Candidaturas ao Portugal 2020 em investigação e desenvolvimento
totalizam 274
Número de Documento: 19465961
Lisboa, Portugal 09/07/2015 07:20 (LUSA)
Temas: Economia, Negócios e Finanças, Tecnologias de Informação, administradores,
Ciência e tecnologia
Lisboa, 09 jul (Lusa) - As primeiras candidaturas na área da investigação e desenvolvimento
(I&D) em colaboração, no âmbito do Portugal 2020, totalizam 274, três vezes mais do que
no QREN, disse o administrador da Agência Nacional de Inovação Miguel Botelho Barbosa.
"Recebemos 274 candidaturas que têm um investimento elegível de 240 milhões de euros e
mais de 270 empresas envolvidas, isto traduz um aumento significativo da procura deste
tipo de instrumentos - apoio em I&I [investigação e inovação] em colaboração", afirmou à
Lusa o administrador, que hoje vai abordar o tema no encerramento da conferência 'Fins de
tarde da inovação', promovida pela Agência Nacional de Inovação (ANI).
"Em comparação com as primeiras candidaturas do QREN [Quadro de Referência Estratégica
Nacional] nesta área, recebemos três vezes mais candidaturas apresentadas, três vezes mais
investimento elegível e estes 240 milhões de euros daria um valor de incentivos que é 2,5
vezes superior à dotação orçamental disponível", acrescentou.

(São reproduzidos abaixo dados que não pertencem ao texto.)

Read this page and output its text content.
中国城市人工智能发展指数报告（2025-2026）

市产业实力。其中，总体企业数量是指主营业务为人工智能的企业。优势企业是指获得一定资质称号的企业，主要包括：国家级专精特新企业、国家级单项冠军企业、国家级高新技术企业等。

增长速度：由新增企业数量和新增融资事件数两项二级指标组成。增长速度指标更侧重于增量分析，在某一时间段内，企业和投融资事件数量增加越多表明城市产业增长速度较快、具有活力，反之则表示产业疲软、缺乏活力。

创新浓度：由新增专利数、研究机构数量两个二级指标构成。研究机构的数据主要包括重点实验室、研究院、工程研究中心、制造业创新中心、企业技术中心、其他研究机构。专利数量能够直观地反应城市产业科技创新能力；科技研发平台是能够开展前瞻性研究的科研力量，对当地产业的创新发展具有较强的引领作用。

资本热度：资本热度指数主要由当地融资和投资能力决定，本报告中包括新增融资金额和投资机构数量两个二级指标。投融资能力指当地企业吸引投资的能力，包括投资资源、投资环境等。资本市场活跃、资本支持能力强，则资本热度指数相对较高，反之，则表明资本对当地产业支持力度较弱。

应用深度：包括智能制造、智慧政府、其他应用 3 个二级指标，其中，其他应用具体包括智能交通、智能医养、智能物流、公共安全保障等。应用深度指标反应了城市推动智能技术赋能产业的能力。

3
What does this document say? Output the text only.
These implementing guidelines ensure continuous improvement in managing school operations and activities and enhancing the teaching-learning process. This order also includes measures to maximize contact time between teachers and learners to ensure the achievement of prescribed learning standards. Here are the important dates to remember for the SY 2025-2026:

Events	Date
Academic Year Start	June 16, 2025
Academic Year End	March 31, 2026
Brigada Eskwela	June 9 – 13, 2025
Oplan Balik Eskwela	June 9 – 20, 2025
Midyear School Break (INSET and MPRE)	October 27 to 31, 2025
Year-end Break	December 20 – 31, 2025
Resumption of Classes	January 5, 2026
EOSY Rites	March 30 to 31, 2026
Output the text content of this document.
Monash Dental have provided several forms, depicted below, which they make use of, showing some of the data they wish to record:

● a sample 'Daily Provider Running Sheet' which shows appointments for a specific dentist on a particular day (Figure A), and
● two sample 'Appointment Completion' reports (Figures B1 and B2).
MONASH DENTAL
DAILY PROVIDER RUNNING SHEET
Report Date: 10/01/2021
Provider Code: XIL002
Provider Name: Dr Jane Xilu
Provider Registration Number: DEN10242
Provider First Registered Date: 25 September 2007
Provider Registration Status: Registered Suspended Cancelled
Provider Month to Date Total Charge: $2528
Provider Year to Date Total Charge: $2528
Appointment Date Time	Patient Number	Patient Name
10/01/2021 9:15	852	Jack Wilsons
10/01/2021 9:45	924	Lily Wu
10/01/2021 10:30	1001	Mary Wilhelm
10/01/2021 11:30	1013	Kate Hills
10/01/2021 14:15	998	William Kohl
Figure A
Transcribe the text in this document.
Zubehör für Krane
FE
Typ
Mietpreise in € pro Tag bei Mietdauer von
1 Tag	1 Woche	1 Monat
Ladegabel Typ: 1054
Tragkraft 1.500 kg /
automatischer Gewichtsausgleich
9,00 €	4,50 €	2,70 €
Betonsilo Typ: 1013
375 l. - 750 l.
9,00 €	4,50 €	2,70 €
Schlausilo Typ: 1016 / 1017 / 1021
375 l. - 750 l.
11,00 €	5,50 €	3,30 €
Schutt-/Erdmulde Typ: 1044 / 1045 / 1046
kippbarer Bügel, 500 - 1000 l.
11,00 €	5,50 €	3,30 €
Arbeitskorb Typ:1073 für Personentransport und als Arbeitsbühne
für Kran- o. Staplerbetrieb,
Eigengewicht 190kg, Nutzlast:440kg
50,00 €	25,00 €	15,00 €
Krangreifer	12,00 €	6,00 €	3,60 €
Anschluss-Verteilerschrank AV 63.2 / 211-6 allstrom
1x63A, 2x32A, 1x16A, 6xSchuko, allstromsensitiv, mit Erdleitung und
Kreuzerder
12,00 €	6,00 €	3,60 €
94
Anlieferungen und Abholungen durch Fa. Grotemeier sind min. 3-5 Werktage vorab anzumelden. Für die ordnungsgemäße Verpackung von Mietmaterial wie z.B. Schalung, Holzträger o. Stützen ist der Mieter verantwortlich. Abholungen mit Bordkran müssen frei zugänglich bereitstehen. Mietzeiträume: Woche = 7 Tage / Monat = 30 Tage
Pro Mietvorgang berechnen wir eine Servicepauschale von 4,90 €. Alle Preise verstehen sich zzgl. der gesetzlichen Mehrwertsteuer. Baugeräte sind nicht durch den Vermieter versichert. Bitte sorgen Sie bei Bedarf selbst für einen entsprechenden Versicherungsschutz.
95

A ANI assume-se como plataforma que dá corpo ao alinhamento das políticas de I&D,
Inovação e Empreendedorismo de base tecnológica, nas áreas da Ciência e da Economia.
"Há uma forte participação empresarial neste tipo de instrumentos", disse, acrescentando
que "75% das entidades participantes são empresas", das quais "mais de 50% é a primeira
vez que concorrem a este tipo de apoio I&I".
Segundo os dados, mais de metade das empresas (65%) que apresentaram candidatura são
"micro ou pequenas", quase um terço (30%) são 'startups' criadas depois de 2010.
"A participação de 'startups' nestas primeiras candidaturas, relativamente à média do QREN,
é duas vezes superior", apontou o responsável.
Para Miguel Botelho Barbosa, "o esforço que foi feito os últimos anos de apoio ao
empreendedorismo, sobretudo ao empreendedorismo de base científica e tecnológica
altamente qualificado, está a dar resultado".
"Estas 274 candidaturas que apresentamos têm um potencial de geração de postos de
trabalho qualificados superiores a 600 contratações", sendo que 30% "seriam novos
quadros", disse.
Relativamente aos sistemas de incentivos fiscais, cujas candidaturas terminal no final deste
mês, o administrador da ANI adiantou que "a procura em maio de 2015 é em 20% superior"
a igual mês do ano passado.
Os dados de maio servem de referência para o ano.
"Prevemos fechar este ano, em julho, com cerca de 800 candidaturas ao SIFIDE - Sistema
de Incentivos Fiscais à I&D Empresarial e um crédito fiscal solicitado pelas empresas na
ordem dos 125 milhões de euros", adiantou.
"São números muito interessantes que nos permitem olhar o futuro com confiança", disse,
sublinhando que estes dados "só começam a ter impacto" nos 'rankings' internacionais
"numa janela temporal de dois a três anos".
Relativamente aos projetos do QREN, que agora terminam, a ANI geriu 650 projetos de
investigação e desenvolvimento em colaboração.
"Já encerrámos cerca de metade e destes podemos tirar as seguintes conclusões: cerca de
55% estão a resultar em novos produtos e novos serviços", dos quais "60% estão já em
comercialização ou em fase de lançamento, na sua maioria para o mercado internacional",
concluiu.
O Portugal 2020 é o acordo de parceria adotado entre Portugal e a Comissão Europeia, que
reúne a atuação dos cinco Fundos Europeus Estruturais e de Investimento, no qual se
definem os princípios de programação que consagram a política de desenvolvimento
económico, social e territorial para promover, em Portugal, entre 2014 e 2020.
Portugal vai receber 25 mil milhões de euros até 2020.